Once the data pool is built, we can begin engineering features (a.k.a., indexes).

#### Indexes

Informative variables are often features derived from the data pool, as opposed to variables from the data pool itself. Some of the standard variable transformations used in the project include

• transforming a variable to “per capita basis,”
• computing a moving average,
• calculating a compound annual growth rates (CAGR),
• applying Box-Cox transformations, and/or
• simply creating a ratio by dividing two data pool variables.

Engineering other features, however, is more involved. For instance, two informative indexes I created:

• Lifetime Iowa Statewide Assessment of Student Progress (ISASP) index : a measure of a city’s students' all-time performance in the ISASP from 3rd grade to their respective current grades at time $t$.
• Employment supply : the estimated total number of jobs for companies located within an hour drive of a city divided by the population in that area and inversely weighted by travel time (to the respective job sources).

#### Models

We modeled the raw (ordinal) response, i.e., {poor, fair, good, very good}, as well as the mean response using the following models:

Ordinal response Mean response
• Regularized ordinal regression
• Ordinal random forest
• Lasso
• Random forest
• XGBoost
• Model esembles

We used Leave-One-Out Cross-Validation (LOOCV) to find the “best” hyper-parameters. The primary tool for model assessment and selection has been plotting LOOCV predictions against the response. (For ordinal data, “response” in this context is the observed proportions of poor, fair, good, and very good.) On a technical note, the LOOCV predictions were produced using nested cross-validation, i.e., we perform parameter tuning on each LOOCV fold.

To date, I have obtained approximately normally distributed (nested) LOOCV residuals from modeling the mean response for the school, jobs, and housing QoL measures, respectively, using publicly-available data.

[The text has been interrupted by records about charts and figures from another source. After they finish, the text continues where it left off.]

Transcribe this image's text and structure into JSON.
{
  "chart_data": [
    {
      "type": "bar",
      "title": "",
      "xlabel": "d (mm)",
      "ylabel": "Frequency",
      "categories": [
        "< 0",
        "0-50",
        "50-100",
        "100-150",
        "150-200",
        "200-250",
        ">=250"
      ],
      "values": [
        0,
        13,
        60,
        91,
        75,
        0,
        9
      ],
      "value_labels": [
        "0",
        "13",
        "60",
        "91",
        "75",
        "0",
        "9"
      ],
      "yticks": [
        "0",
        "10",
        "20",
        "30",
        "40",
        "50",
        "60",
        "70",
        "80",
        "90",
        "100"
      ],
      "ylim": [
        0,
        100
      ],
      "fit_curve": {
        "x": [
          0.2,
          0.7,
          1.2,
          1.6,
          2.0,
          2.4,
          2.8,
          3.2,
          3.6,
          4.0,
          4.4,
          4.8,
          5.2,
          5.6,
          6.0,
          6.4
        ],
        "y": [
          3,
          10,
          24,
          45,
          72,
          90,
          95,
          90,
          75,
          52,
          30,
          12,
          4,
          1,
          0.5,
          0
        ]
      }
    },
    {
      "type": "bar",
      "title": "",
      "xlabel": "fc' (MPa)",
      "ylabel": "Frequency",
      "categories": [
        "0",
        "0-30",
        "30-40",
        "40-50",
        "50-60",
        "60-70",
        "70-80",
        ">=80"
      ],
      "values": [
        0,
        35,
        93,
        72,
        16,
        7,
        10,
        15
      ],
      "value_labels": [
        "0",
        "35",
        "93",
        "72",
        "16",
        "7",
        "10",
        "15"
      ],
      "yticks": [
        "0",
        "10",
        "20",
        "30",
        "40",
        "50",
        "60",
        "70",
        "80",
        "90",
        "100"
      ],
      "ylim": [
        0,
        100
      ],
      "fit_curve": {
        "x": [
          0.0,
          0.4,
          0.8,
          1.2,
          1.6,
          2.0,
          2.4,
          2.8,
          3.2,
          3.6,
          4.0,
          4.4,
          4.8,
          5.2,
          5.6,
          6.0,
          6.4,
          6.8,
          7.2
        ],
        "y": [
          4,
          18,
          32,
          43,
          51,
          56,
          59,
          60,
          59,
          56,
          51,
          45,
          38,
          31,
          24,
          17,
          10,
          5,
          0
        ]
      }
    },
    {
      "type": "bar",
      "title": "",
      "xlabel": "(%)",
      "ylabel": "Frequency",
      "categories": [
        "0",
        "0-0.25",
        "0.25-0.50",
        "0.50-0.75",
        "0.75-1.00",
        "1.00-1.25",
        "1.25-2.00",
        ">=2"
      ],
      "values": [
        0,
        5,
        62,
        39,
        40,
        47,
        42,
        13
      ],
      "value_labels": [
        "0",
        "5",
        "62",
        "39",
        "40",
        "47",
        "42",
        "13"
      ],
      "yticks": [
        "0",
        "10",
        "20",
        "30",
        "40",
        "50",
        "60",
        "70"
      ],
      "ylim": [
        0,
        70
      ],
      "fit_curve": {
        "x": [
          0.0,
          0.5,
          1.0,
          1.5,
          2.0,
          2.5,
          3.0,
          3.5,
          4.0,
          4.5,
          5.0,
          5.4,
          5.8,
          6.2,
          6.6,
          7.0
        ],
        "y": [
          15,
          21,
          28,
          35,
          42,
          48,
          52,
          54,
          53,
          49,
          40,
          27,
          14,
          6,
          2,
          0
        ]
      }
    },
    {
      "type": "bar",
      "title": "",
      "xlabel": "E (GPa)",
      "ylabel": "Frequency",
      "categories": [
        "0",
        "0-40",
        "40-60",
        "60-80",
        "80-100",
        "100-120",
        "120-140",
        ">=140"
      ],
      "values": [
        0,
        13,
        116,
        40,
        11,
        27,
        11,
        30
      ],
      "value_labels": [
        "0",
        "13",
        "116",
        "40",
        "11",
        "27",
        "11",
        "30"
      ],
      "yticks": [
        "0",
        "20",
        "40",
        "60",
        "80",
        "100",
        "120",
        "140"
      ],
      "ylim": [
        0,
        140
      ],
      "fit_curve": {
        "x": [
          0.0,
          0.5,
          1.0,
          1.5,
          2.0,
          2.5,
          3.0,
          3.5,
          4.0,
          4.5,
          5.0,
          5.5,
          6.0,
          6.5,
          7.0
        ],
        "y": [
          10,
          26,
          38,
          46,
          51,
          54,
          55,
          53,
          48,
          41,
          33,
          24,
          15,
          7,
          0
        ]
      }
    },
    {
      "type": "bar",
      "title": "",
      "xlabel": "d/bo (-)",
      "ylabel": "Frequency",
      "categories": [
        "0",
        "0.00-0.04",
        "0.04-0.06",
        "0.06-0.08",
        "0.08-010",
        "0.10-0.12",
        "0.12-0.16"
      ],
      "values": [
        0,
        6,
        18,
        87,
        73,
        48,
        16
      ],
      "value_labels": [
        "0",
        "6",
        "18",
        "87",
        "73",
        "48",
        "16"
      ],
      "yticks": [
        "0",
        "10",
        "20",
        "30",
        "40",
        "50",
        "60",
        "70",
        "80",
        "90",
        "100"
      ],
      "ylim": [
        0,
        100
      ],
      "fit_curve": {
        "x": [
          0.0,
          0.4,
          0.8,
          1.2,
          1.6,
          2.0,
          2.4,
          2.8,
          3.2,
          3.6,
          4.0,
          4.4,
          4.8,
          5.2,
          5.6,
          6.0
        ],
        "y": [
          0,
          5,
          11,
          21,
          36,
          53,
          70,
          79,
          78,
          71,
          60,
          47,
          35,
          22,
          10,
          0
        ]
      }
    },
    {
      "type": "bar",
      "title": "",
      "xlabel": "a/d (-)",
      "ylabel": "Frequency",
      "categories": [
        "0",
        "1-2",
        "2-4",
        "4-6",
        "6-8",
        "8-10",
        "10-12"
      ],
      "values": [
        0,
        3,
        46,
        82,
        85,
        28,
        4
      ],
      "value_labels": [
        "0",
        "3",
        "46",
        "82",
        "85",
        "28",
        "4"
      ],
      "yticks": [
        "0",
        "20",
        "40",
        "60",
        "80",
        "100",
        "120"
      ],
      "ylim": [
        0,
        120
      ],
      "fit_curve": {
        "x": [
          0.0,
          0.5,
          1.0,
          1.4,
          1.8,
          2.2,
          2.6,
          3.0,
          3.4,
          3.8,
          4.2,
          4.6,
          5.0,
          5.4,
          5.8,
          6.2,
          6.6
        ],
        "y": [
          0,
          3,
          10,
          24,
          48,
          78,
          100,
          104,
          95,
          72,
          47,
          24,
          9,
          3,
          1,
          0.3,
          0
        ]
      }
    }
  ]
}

### More efficient polling

Soon we will use the predictive models developed above and split-questionnaire design (SQD) to dramatically reduce the length of the ISTP survey. Traditional SQD splits questionnaires into several components. Each individual is asked to answer a subset of the components, and the results are combined at the end to produce statistically unbiased estimates to achieve better efficiency. We treat SQD as a probability-based sampling of questions, with the question selection probability tied to its uncertainty in the predictive model. If the answer of a question can be predicted with low uncertainty, it will have small or zero probability of being selected. This guarantees that more data are collected on questions with large uncertainty. We will optimize the selection probability based on information criterion and a constraint on the total number of questions for each individual to minimize the respondent burden. Parameter estimation and uncertainty quantification under this new double sampling design framework will also be developed.

## Next steps

In the coming months, I’ll continue writing the journal article “Quality of life modeling and efficient public polling for town decision makers” which will capture the modeling experience to date; we aim to publish in Stat, an ISI journal. Additionally, I will make progress towards modeling the other four QoL measures, as well as the split questionnaire designs.